Когда человек как бы плывет через мир как нечто красное, став идентичным с красным цветом, — когда для него сама его душа, как и мир, является совершенно красной, тогда в этом, ставшем красным мире, вместе с которым сам человек превратился в нечто красное, не избежать ощущения, как если бы весь мир вместе с нами самими пронизан в этом красном цвете субстанцией божественного гнева, который со всех сторон излучается на нас за всё то, что есть в нас как возможность зла и греха. В этом бесконечном красном пространстве мы можем ощутить себя словно находящимися перед карающим Судом Божиим, и наше моральное ощущение может стать моральным ощущением, расширившимся в пространстве до бесконечности. И когда затем наступает реакция, когда в нашей душе всплывает нечто, если мы переживаем себя в бесконечно красном, — я мог бы также сказать, в единственно красном цвете, — тогда это может быть только так, что это можно было бы обозначить словами: человек учится молиться. Если человек может пережить в красном излучение и пылание Божественного гнева относительно всего, что может находиться в человеческой душе как возможность зла, если человек может испытать в красном, как научиться молиться, — тогда переживание себя совместно с красным цветом бесконечно углубляется. Тогда мы можем также проследить, как красный цвет, формируясь, может выступить в пространстве.
Затем мы можем понять, как мы можем пережить некое Существо, которое излучает из себя добро, которое преисполнено божественной доброты и божественного милосердия; Существо, которое мы хотим ощутить в пространстве. Затем мы будем чувствовать необходимость того, чтобы эти ощущения присутствия в пространстве Божественного милосердия, Божественного блага, смогло выразиться в форме цвета. Мы ощутим потребность дать защиту тому пространству, чтобы оттуда излучалось благо и милосердие. Пока этой защиты не было, все это было собрано, будучи вполне сосредоточено в одном центральном пункте, а теперь это благо и это милосердие выносятся в пространство, распространяясь подобно облакам; так они оттесняют, рассеивают то, что отступает перед милосердием, и мы получаем чувство: ты должен сделать красный цвет текущим. И тогда мы получим чувство: здесь (изображается на рисунке) в середине мы должны слабо наметить своего рода розово–фиолетовый цвет, который излучается в рассеивающийся красный цвет.

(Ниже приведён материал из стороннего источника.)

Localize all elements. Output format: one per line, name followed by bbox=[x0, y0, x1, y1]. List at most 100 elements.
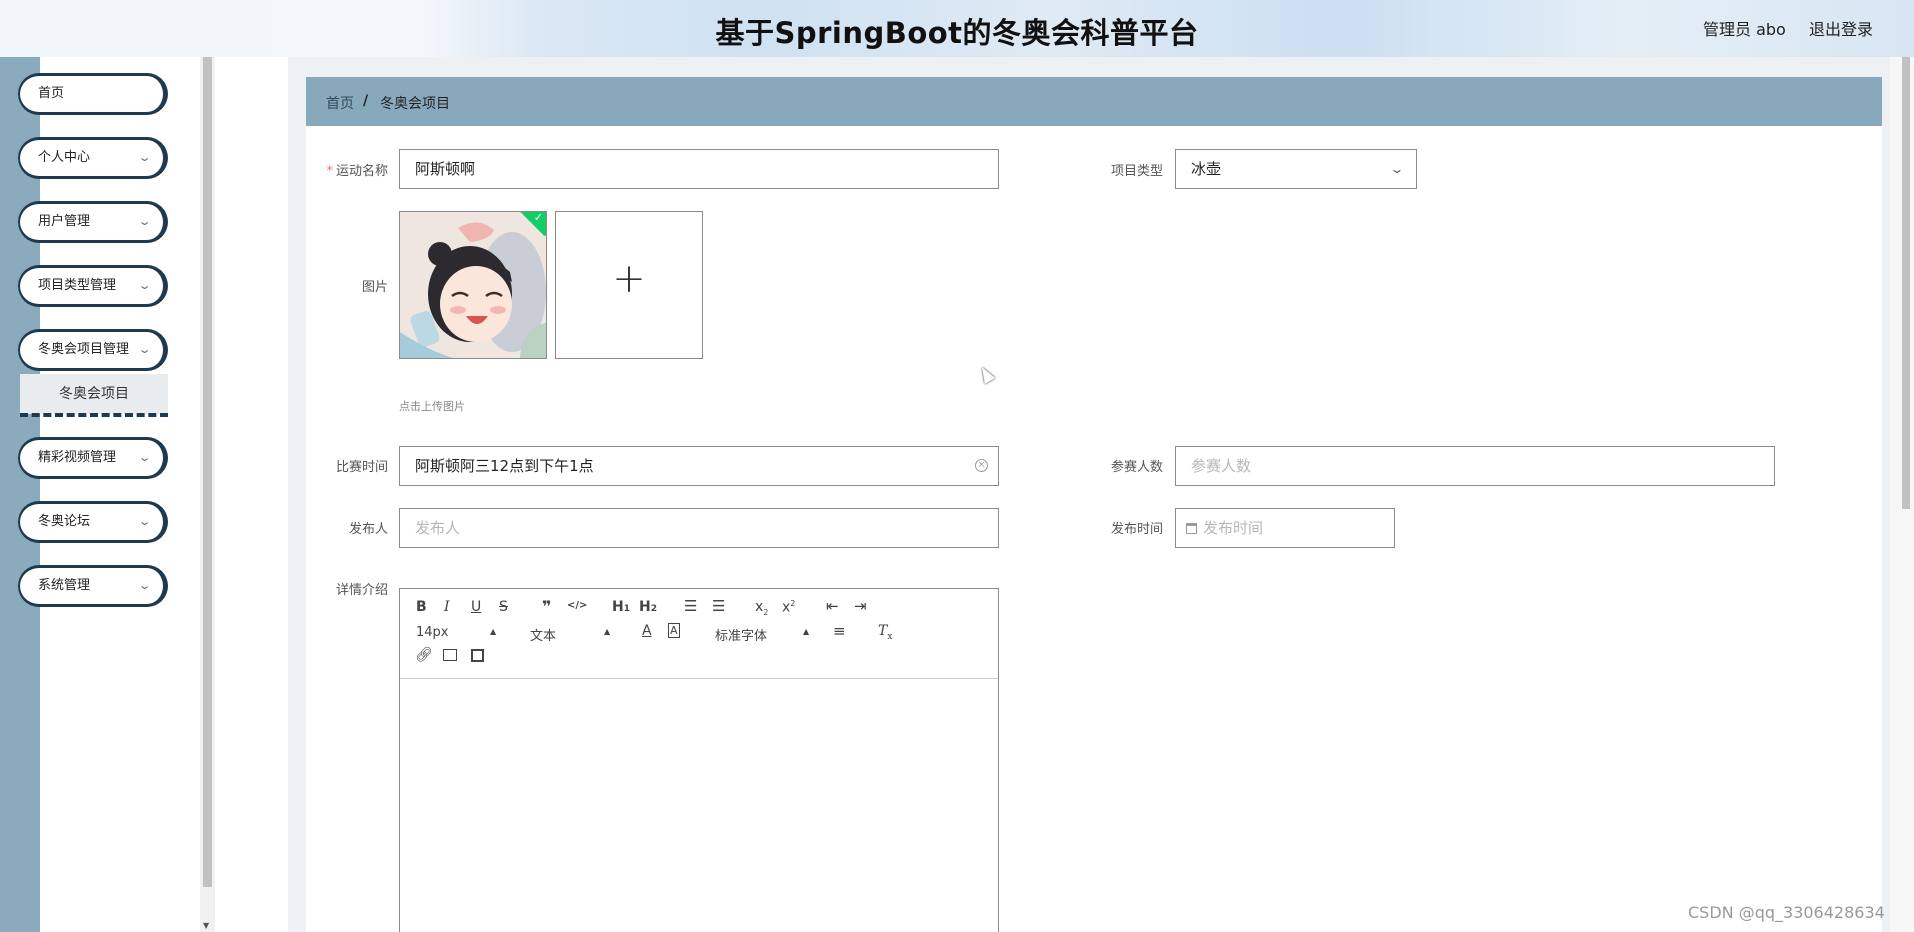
h1-text: H bbox=[612, 599, 624, 615]
publisher-label: 发布人 bbox=[348, 522, 388, 537]
sup-mark: 2 bbox=[790, 599, 796, 608]
background-color-button[interactable]: A bbox=[668, 623, 680, 638]
font-size-value: 14px bbox=[416, 625, 449, 640]
rich-text-editor: B I U S ❞ </> H1 H2 ☰ ☰ x2 x2 ⇤ ⇥ 14px ▲ … bbox=[399, 588, 999, 932]
breadcrumb: 首页 / 冬奥会项目 bbox=[306, 77, 1882, 126]
name-input[interactable]: 阿斯顿啊 bbox=[399, 149, 999, 189]
uploaded-image[interactable]: ✓ bbox=[399, 211, 547, 359]
sidebar-item-label: 个人中心 bbox=[38, 150, 91, 165]
select-arrows-icon: ▲ bbox=[803, 627, 810, 636]
breadcrumb-current: 冬奥会项目 bbox=[380, 96, 450, 112]
editor-toolbar: B I U S ❞ </> H1 H2 ☰ ☰ x2 x2 ⇤ ⇥ 14px ▲ … bbox=[400, 589, 998, 679]
sidebar-item-user-management[interactable]: 用户管理 ⌄ bbox=[18, 201, 168, 243]
sidebar-item-label: 项目类型管理 bbox=[38, 278, 117, 293]
text-style-select[interactable]: 文本 ▲ bbox=[530, 625, 610, 644]
bold-button[interactable]: B bbox=[416, 599, 427, 615]
outdent-icon[interactable]: ⇤ bbox=[826, 597, 839, 615]
font-family-value: 标准字体 bbox=[715, 629, 768, 644]
scroll-down-arrow-icon[interactable]: ▼ bbox=[203, 921, 209, 930]
text-style-value: 文本 bbox=[530, 629, 557, 644]
participants-input[interactable]: 参赛人数 bbox=[1175, 446, 1775, 486]
clear-icon[interactable]: × bbox=[975, 459, 988, 472]
chevron-down-icon: ⌄ bbox=[137, 515, 152, 528]
sidebar-item-olympic-projects[interactable]: 冬奥会项目管理 ⌄ bbox=[18, 329, 168, 371]
top-header: 基于SpringBoot的冬奥会科普平台 管理员 abo 退出登录 bbox=[0, 0, 1914, 57]
sidebar-item-video-management[interactable]: 精彩视频管理 ⌄ bbox=[18, 437, 168, 479]
name-label-text: 运动名称 bbox=[335, 164, 388, 179]
plus-icon: + bbox=[612, 256, 646, 302]
required-mark: * bbox=[326, 164, 333, 179]
chevron-down-icon: ⌄ bbox=[137, 215, 152, 228]
superscript-button[interactable]: x2 bbox=[782, 599, 795, 616]
image-icon[interactable] bbox=[443, 649, 457, 661]
select-arrows-icon: ▲ bbox=[604, 627, 611, 636]
breadcrumb-separator: / bbox=[363, 93, 369, 109]
chevron-down-icon: ⌄ bbox=[1389, 162, 1405, 176]
calendar-icon bbox=[1186, 523, 1197, 534]
details-label: 详情介绍 bbox=[335, 583, 388, 598]
h2-sub: 2 bbox=[650, 604, 657, 614]
h2-text: H bbox=[639, 599, 651, 615]
scrollbar-thumb[interactable] bbox=[203, 57, 212, 887]
publish-time-label: 发布时间 bbox=[1110, 522, 1163, 537]
type-select[interactable]: 冰壶 ⌄ bbox=[1175, 149, 1417, 189]
upload-tip: 点击上传图片 bbox=[399, 400, 465, 413]
sidebar-item-forum[interactable]: 冬奥论坛 ⌄ bbox=[18, 501, 168, 543]
chevron-down-icon: ⌄ bbox=[137, 151, 152, 164]
chevron-down-icon: ⌄ bbox=[137, 451, 152, 464]
page-scrollbar[interactable] bbox=[1890, 57, 1914, 932]
h2-button[interactable]: H2 bbox=[639, 599, 657, 615]
submenu-divider bbox=[20, 413, 168, 417]
sidebar-item-label: 系统管理 bbox=[38, 578, 91, 593]
publisher-input[interactable]: 发布人 bbox=[399, 508, 999, 548]
sidebar-item-label: 首页 bbox=[38, 86, 65, 101]
match-time-input[interactable]: 阿斯顿阿三12点到下午1点 × bbox=[399, 446, 999, 486]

Тогда всей нашей душой мы будем находится при таком само–формировании цвета. Всей нашей душой мы будем чувствовать переживания, которые испытывали те существа, которые особенным образом относятся к нашему земному становлению и которые, поднявшись до бытия Элохимов, научились создавать мир форм, исходя из цвета. Мы будем учиться ощущать нечто от созидания Духов Формы, которых мы знаем как Духов—Элохимов; тогда мы поймём, как формы могут быть произведением цвета, что отмечено в нашей первой Драме—Мистерии. Нам станет понятно кое–что относительно того, как окрашенная поверхность становится для нас тем, что следует преодолеть, если мы хотим вместе с цветом вступить в Космос. Если это происходит при наличии сильного желания этого, тогда может возникнуть такое ощущение, какое живет в Штрадере в тот момент, когда он смотрит на портрет Капезия и говорит: «Проткнуть мне хочется картину»[2]
.Рассматривая такую мистериальную игру, вы увидите, как в этой мистериальном спектакле предпринимается попытка в действительно художественной форме представить то, что предстаёт перед нами, если наши души пытаются принимать нечто от космических сил, если они сопереживают себя вместе с Духами Космоса. Поистине, это и было началом всякого искусства. Но затем должна была придти материалистическая эпоха; и это древнее искусство, выступавшее со своими божественными оттенками, когда духовное, как внутренняя сущность, открывалось посредством материи, должно было измениться во вторичное материалистическое псевдоискусство, которым в существенном является искусство материалистической эпохи, является тем искусством, которое не творит, но может только дополнять уже созданное. Признаком всего вторично–художественного, всего псевдо художественного является то, что оно может только повторять, дополнять, что оно нуждается в теме, в сюжете чтобы, повторяя, следовать им, и что оно не является первичным и одновременно с содержанием не создаёт форму.
Возьмем нечто другое. Проделаем то, что мы сейчас проделали с красной поверхностью, с поверхностью, окрашенной в оранжевый цвет. С поверхностью оранжевого цвета мы будем испытывать нечто совершенно иное. Когда мы погружаемся в нее и становимся единой с нею, то мы не будем иметь тех ощущений божественного гнева, направленного на нас, но мы почувствуем: то, что теперь направлено на нас, еще лишь в самой малой степени имеет в себе серьезность гнева; но это нечто такое, что хочет доверить себя нам, предаться нам, — оно не хочет нас только карать, но хочет вооружить нас внутренней силой.